Since 1990, public school students were able to take Hindi or some other Indian languages as their second language in major examinations, whereas previously only official languages like Tamil were offered. Students of other non-Tamil Indian language communities can choose to offer Bengali, Gujarati, Hindi, Punjabi or Urdu as their Mother-Tongue at the Primary School Leaving Examination (PSLE) and the GCE ‘N’, ‘O’ and ‘A’ level examinations Mother-Tongue Language Policy. As with the Tamil community, the other Indian communities also support a number of community groups for the promotion of social and cultural activities catering to each community. For more on this, see Jain & Wee (2018, 2019).

==Influence on other local languages==
Given the long period of contact between India and the region, as well as the multifarious contact over the centuries between Britain, India, Malaya and China (especially Hong Kong), Indian influences have crept into a variety on non-Indian Singapore languages through a number of paths -

- Loan words in the Malay language (during the 'Indianisation' of ancient Southeast Asia). There are a very large number of such words, but a few examples include 'bumi' (or 'earth', from the Sanskrit 'bhumi'), 'kapal' (or 'ship', from the Tamil 'kappal') and 'katil' (or 'bed', from the Tamil 'kattil'). Also, some Malay words that have entered into Singlish (and sometimes Singapore Hokkien and Mandarin), are terms which were originally Indian loan words.
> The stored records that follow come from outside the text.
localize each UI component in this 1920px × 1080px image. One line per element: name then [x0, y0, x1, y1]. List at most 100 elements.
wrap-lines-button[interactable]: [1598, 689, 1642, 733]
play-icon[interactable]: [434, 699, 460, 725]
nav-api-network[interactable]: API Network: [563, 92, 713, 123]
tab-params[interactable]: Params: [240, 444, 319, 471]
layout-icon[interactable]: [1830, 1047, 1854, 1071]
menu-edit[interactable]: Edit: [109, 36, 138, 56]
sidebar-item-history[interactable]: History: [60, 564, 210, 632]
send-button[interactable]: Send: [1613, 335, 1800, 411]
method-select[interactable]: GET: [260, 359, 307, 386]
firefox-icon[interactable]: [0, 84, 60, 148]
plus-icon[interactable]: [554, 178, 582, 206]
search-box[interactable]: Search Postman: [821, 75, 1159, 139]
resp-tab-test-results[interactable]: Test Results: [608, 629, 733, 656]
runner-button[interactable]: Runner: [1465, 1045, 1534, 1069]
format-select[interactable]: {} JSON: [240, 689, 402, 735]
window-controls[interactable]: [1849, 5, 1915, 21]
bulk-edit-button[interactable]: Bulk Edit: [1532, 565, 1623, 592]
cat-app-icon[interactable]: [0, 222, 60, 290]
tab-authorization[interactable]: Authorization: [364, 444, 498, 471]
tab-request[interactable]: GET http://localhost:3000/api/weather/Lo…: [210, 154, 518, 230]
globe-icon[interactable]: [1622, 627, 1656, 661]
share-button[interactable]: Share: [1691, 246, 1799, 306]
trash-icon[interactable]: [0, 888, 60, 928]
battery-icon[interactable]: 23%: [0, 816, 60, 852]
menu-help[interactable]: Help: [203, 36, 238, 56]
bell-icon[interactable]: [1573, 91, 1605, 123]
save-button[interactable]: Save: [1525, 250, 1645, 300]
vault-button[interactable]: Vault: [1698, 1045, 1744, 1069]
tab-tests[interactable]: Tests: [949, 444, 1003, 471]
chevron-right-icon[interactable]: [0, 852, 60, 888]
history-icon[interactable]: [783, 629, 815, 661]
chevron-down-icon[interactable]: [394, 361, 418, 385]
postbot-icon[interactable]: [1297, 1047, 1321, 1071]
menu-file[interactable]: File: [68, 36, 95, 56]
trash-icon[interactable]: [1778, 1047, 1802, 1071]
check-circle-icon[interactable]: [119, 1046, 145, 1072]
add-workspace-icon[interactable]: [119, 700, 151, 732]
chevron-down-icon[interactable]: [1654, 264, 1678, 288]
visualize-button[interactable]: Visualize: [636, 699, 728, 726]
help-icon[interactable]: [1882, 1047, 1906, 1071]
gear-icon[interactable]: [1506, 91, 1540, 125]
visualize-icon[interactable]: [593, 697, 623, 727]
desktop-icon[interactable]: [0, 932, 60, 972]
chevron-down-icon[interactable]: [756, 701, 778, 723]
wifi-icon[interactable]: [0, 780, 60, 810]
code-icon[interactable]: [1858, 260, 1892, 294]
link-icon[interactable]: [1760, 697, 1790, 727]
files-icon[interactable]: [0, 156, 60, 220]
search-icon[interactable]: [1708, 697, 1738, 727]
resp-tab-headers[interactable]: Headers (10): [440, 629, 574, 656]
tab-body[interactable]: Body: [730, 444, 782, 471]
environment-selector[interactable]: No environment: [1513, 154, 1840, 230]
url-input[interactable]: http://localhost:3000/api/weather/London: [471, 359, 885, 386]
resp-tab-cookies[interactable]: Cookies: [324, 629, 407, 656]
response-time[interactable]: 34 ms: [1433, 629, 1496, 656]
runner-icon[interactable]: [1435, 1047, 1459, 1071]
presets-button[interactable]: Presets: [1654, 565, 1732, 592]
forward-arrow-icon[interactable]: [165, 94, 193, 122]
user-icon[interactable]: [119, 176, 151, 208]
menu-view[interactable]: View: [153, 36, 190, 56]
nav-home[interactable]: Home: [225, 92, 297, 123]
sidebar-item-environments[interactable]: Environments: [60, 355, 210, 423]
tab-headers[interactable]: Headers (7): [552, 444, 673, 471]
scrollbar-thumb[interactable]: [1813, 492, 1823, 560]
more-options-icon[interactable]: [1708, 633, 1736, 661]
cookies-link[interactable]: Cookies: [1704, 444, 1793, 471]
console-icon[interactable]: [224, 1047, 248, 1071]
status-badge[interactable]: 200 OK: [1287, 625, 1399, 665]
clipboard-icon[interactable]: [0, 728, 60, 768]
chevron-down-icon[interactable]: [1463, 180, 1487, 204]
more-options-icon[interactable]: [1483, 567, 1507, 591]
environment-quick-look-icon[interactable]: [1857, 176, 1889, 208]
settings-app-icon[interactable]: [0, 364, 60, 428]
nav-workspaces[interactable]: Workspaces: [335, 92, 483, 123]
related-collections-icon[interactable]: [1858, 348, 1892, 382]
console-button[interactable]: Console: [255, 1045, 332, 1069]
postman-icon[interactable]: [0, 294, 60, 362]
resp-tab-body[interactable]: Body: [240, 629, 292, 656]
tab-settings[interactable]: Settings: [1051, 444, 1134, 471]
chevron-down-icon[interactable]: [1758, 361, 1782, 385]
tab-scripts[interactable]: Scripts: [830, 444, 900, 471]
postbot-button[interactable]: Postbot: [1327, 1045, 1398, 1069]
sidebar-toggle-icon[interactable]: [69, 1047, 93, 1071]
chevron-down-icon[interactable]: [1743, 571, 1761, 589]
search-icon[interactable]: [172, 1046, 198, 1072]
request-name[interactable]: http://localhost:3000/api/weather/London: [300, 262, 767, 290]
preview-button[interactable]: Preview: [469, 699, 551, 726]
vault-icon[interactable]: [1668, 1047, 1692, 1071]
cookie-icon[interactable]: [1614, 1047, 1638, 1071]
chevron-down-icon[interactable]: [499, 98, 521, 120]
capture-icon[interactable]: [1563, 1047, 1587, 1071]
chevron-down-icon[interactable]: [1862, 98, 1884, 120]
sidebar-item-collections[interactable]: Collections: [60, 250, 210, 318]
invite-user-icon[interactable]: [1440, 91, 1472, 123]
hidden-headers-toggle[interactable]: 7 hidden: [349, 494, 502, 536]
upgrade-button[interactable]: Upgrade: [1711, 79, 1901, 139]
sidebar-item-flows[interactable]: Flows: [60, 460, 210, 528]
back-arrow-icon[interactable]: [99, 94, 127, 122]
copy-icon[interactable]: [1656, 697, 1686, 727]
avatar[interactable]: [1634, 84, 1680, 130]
These include 'suka' (or 'happiness'), 'roti' (or 'bread'), and 'sama' (or 'same'). In addition, there are words in the English that are derived from Malay, but which in turn are derived from Sanskrit originals. These include such words as camphor and mandarin.
- Ancient and colonial-era Indian loan words in Standard English. Examples include candy, cash, shampoo, bungalow and pyjama. Some colonial-era Indian loan words entered into Malay and/or Chinese, in addition to English. Some of these may be considered archaic in Standard English today. These include congee, godown, amah, karang guni / gunny sack, coolie.
- The influence of Indian teachers of English in Singapore schools, who brought elements of Indian English pronunciation, syntax, etc. into Singapore English. Dr Adam Brown, a professor of phonetics and linguistics, writes "It may surprise many readers to think that Singapore English is heavily influenced by Indian English. However, English had been spoken in India for at least a century before Raffles established Singapore for the East India Company in 1819, and Singapore was administered as part of India for most of the 19th century. Also, as Ho & Platt (1993) and Gupta (1994) note, many teachers in Singapore were of Indian origin. Between 1920 and 1940, for example, there were similar numbers of Indian and European teachers in English-medium schools in Singapore, and Indians have always been well represented in the teaching profession."